# Potty Training



## Florida Cockapoo (Aug 24, 2012)

When was you poo potty trained? Piper will be 5 months when we go off on our cruise. Trying to figure out if I can get her potty train to the point of leaving her with my parents... Would save us a bit of money...


----------



## dmgalley (Aug 19, 2012)

Jake was set by five months. I think it is a dog by dog thing.

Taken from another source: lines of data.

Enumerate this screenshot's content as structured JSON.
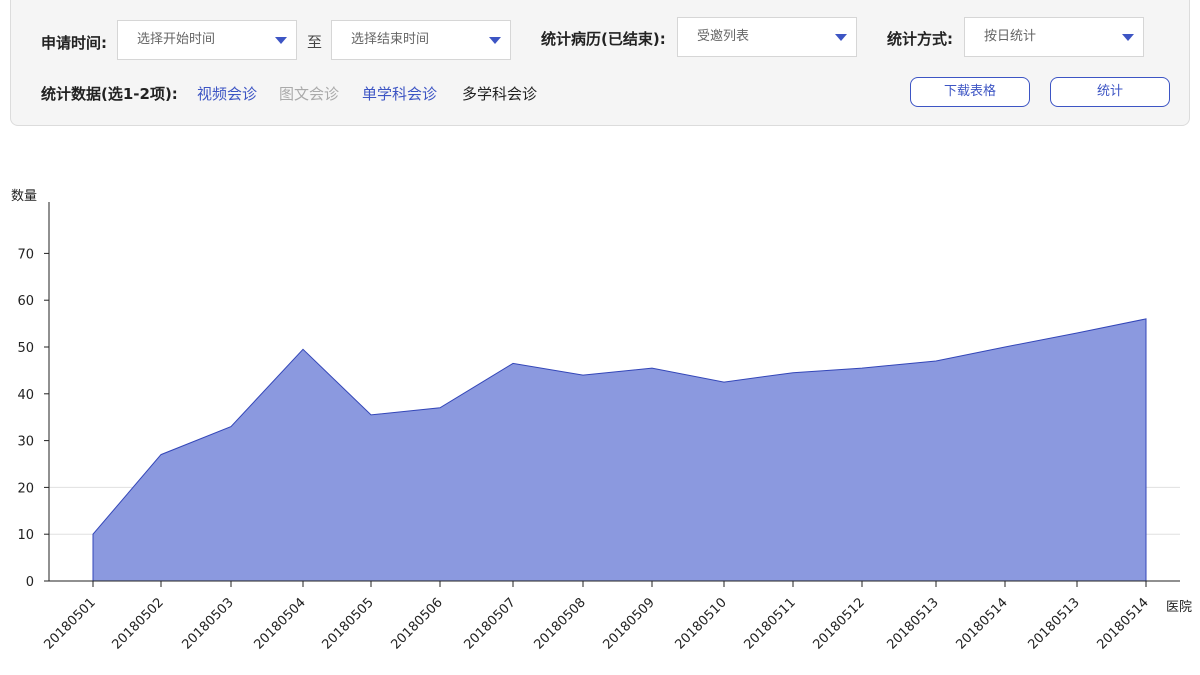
{
  "filters": {
    "apply_time_label": "申请时间:",
    "start_placeholder": "选择开始时间",
    "to_label": "至",
    "end_placeholder": "选择结束时间",
    "records_label": "统计病历(已结束):",
    "records_value": "受邀列表",
    "method_label": "统计方式:",
    "method_value": "按日统计",
    "data_label": "统计数据(选1-2项):",
    "options": [
      {
        "label": "视频会诊",
        "state": "selected"
      },
      {
        "label": "图文会诊",
        "state": "disabled"
      },
      {
        "label": "单学科会诊",
        "state": "selected"
      },
      {
        "label": "多学科会诊",
        "state": "normal"
      }
    ],
    "download_label": "下载表格",
    "stat_label": "统计"
  },
  "colors": {
    "accent": "#3d55c4",
    "area_fill": "#8b99df",
    "area_stroke": "#3346b8",
    "disabled_text": "#aaaaaa"
  },
  "chart_data": {
    "type": "area",
    "ylabel": "数量",
    "xlabel": "医院",
    "ylim": [
      0,
      80
    ],
    "yticks": [
      0,
      10,
      20,
      30,
      40,
      50,
      60,
      70
    ],
    "grid": "horizontal lines at 10 and 20",
    "categories": [
      "20180501",
      "20180502",
      "20180503",
      "20180504",
      "20180505",
      "20180506",
      "20180507",
      "20180508",
      "20180509",
      "20180510",
      "20180511",
      "20180512",
      "20180513",
      "20180514",
      "20180513",
      "20180514"
    ],
    "series": [
      {
        "values": [
          10,
          27,
          33,
          49.5,
          35.5,
          37,
          46.5,
          44,
          45.5,
          42.5,
          44.5,
          45.5,
          47,
          50,
          53,
          56
        ]
      }
    ]
  }
}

Sent from my SGH-T999 using Tapatalk 2


----------



## dio.ren (Jan 18, 2013)

Molly hasn't had an accident in the house since she was 4 and a half months


----------



## Jedicrazy (Apr 26, 2011)

This was for Roo only. I think she was generally dry by 6 months but there was the odd accident after that so I put down 8months as it did take her a long time! I'm not sure the poll can let me vote twice so for your reference Obi was about 3.5months-4 months.


----------



## Florida Cockapoo (Aug 24, 2012)

Thanks for the answers. Yes I do know each "poo" dog is different, but does give me an ideal for Cockapoo's what the average. Since our dogs are all about the same size and intelligence. Also I know part of it is the "trainer".


----------



## Marzi (Sep 17, 2012)

The trick is when they can reliably tell you they need out...
Otherwise a good routine can make a dog appear fully trained, but in a different situation with different people it might be that there would be a relapse.


----------



## SamRinde (Jun 10, 2013)

We got Frankie the bells at around 11 weeks I think, and he hasn't had an accident in the apartment, or both my parents house and my fiancee's parents house, since about 12 weeks. This past week we took the bells down (it's annoying when we are eating because he knows we have to give them attention if he rings the bells), and he still hasn't had an accident. He has been very good with this aspect of his life.


----------



## Florida Cockapoo (Aug 24, 2012)

Marzi said:


> The trick is when they can reliably tell you they need out...
> Otherwise a good routine can make a dog appear fully trained, but in a different situation with different people it might be that there would be a relapse.


Yea I know, well in the lasted few days I have been able to "kind" of tell she needs to go out. As for routine I don't have her on a timed routine pre-say. I do let her loose in the house when we are at home. Just so she can have the ability to let me know when she needs to go out.


----------